Despite achieving his goal, and all that was asked of him by McLaren, Magnussen admits that he remains unsure of his future plans, with no obvious F1 opening for the Woking team to insert him into. Even with the speculation surrounding the prospects of Sergio Perez, there are other, more established, names being rumoured as a replacement for the Mexican...

"I've done the job - McLaren told me to win the championship, they told me they expected me to win, [and] I've done that," he noted, "I really won this championship, I haven't lucked into it, [but] it's not up to me now. My future is not in my hands at the moment, so now I have to wait.

"Although we have been consistent this year, it has not come easy, and emotionally it has been a tough season with a few ups and downs, [but] now there is no pressure and I can just enjoy this moment."

The moment, however, will soon pass, and attention will turn to 2014. If there is no F1 race seat in the offing, what will Magnussen do? He insists that he has no intention of following the likes of Valtteri Bottas and Davide Valsecchi - recent champions in GP3 and GP2 respectively - who have found themselves sitting on the sidelines for a year. Although Bottas took the decision knowing that an opening would eventually present itself at Williams, Valsecchi's future remains less clear, even with a vacancy currently unfilled at Lotus...

"Whenever I'm asked about F1, I always reply that, yes, I feel ready," Magnussen told the official McLaren website, "I look at this way: I've done everything I could to prove myself in World Series - now it's up to somebody else to make a decision [but] I need to race.
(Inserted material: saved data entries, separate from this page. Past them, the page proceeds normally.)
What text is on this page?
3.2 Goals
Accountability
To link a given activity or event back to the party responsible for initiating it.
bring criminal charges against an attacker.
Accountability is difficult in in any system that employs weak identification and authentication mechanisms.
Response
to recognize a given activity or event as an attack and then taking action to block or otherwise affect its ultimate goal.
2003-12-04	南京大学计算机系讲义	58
That's when I can fully prove myself."

While Marussia's Graeme Lowdon has hinted that the Dane may get an early chance to 'prove himself' - "Kevin has impressed in the tests he has done and, as a team that has brought young drivers into F1, he is in the frame," the sporting director said last week - McLaren, too, knows a good thing when it sees one.

"Kevin Magnussen and Stoffel Vandoorne are mouth-watering prospects for us for the future," MD Jonathan Neale told a team media phone-in, "That's all going around the mix at the moment as we decide what we're going to do with our driver line-up over the next two or three years, and we're working very hard to make sure that those two are part of our future plans."